Droits de l’homme

Meurtre de Chebeya : l’autopsie aura lieu en présence d’experts indépendants

Floribert Chebeya à Bruxelles, le 7 avril 2005. © AFP.

Une équipe d’experts légistes néerlandais arrive jeudi à Kinshasa pour procéder à l’autopsie de Floribert Chebeya.

Mieux vaut un peu tard que jamais ? Le ministre congolais de l’Intérieur a finalement donné son accord pour que des experts légistes néerlandais viennent en RD Congo pour participer à l’autopsie du corps de Floribert Chebeya, vraisemblablement assassiné dans des circonstances sordides. Le corps du militant des droits de l’homme, président de l’association la Voix des sans-voix (VSV), avait été retrouvé mort le 2 juin dans sa voiture, les mains liées dans le dos, sur une route de la capitale.

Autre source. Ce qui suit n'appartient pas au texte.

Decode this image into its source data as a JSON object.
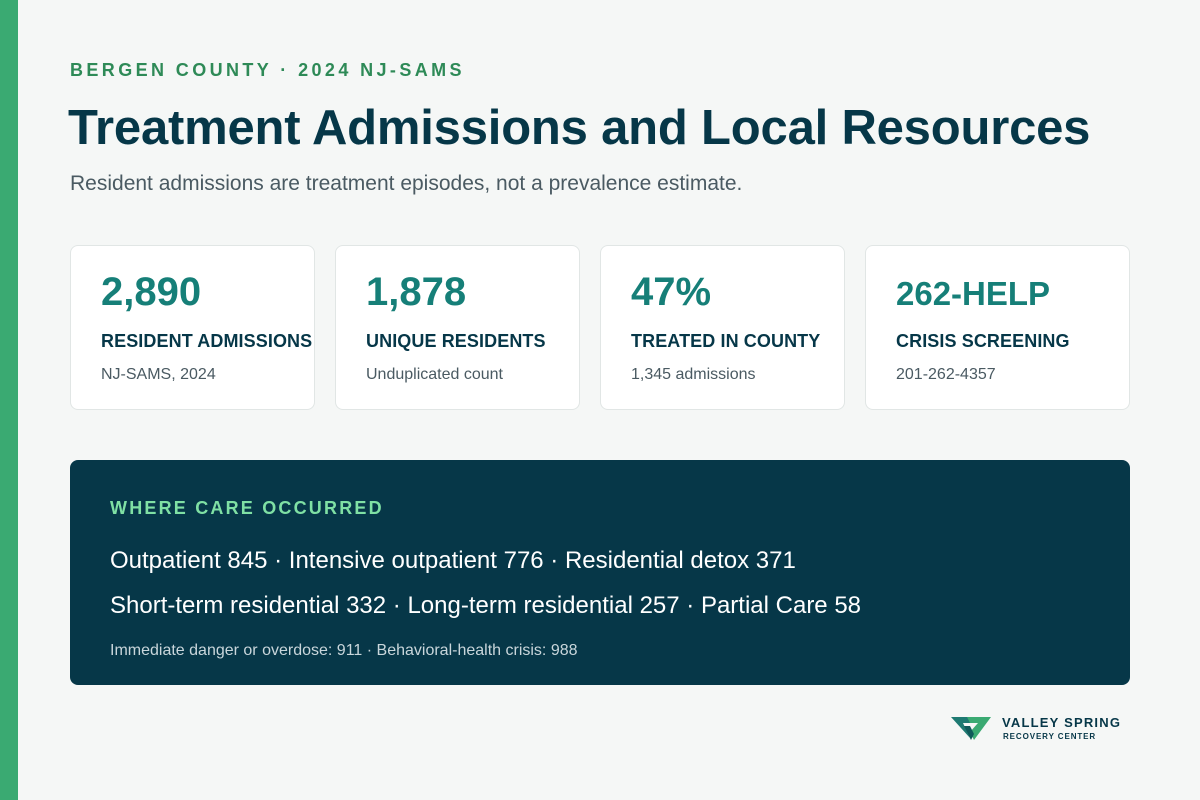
{
  "colors": {
    "accent_bar": "#3aaa72",
    "eyebrow": "#2e8a57",
    "value": "#167f78",
    "navy": "#063748",
    "panel_heading": "#7fe0a4"
  },
  "header": {
    "eyebrow": "BERGEN COUNTY · 2024 NJ-SAMS",
    "title": "Treatment Admissions and Local Resources",
    "subtitle": "Resident admissions are treatment episodes, not a prevalence estimate."
  },
  "cards": [
    {
      "value": "2,890",
      "label": "RESIDENT ADMISSIONS",
      "note": "NJ-SAMS, 2024"
    },
    {
      "value": "1,878",
      "label": "UNIQUE RESIDENTS",
      "note": "Unduplicated count"
    },
    {
      "value": "47%",
      "label": "TREATED IN COUNTY",
      "note": "1,345 admissions"
    },
    {
      "value": "262-HELP",
      "label": "CRISIS SCREENING",
      "note": "201-262-4357"
    }
  ],
  "care_panel": {
    "heading": "WHERE CARE OCCURRED",
    "line1": "Outpatient 845 · Intensive outpatient 776 · Residential detox 371",
    "line2": "Short-term residential 332 · Long-term residential 257 · Partial Care 58",
    "footnote": "Immediate danger or overdose: 911 · Behavioral-health crisis: 988"
  },
  "logo": {
    "icon": "valley-spring-logo-icon",
    "name": "VALLEY SPRING",
    "subtitle": "RECOVERY CENTER"
  }
}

Dans une lettre datée de lundi adressée à l’ambassadeur des Pays-Bas en RD Congo, le ministre de l’Intérieur Adolphe Lumanu a donc donné « (son) accord » à la demande des Pays-Bas d’envoyer une équipe de quatre experts légistes, menée par le Dr Franklin Van de Groot, un spécialiste « réputé ». Il sera accompagné notamment d’un assistant et d’un logisticien, selon l’ambassade des Pays-Bas, et doit arriver jeudi soir à Kinshasa. L’autopsie devrait être pratiquée vendredi dans la journée. « Il feront des prélèvements et les analyses se feront aux Pays-Bas », précise-t-on au ministère. L’équipe reviendra dans son pays dès que son travail sur place sera achevé.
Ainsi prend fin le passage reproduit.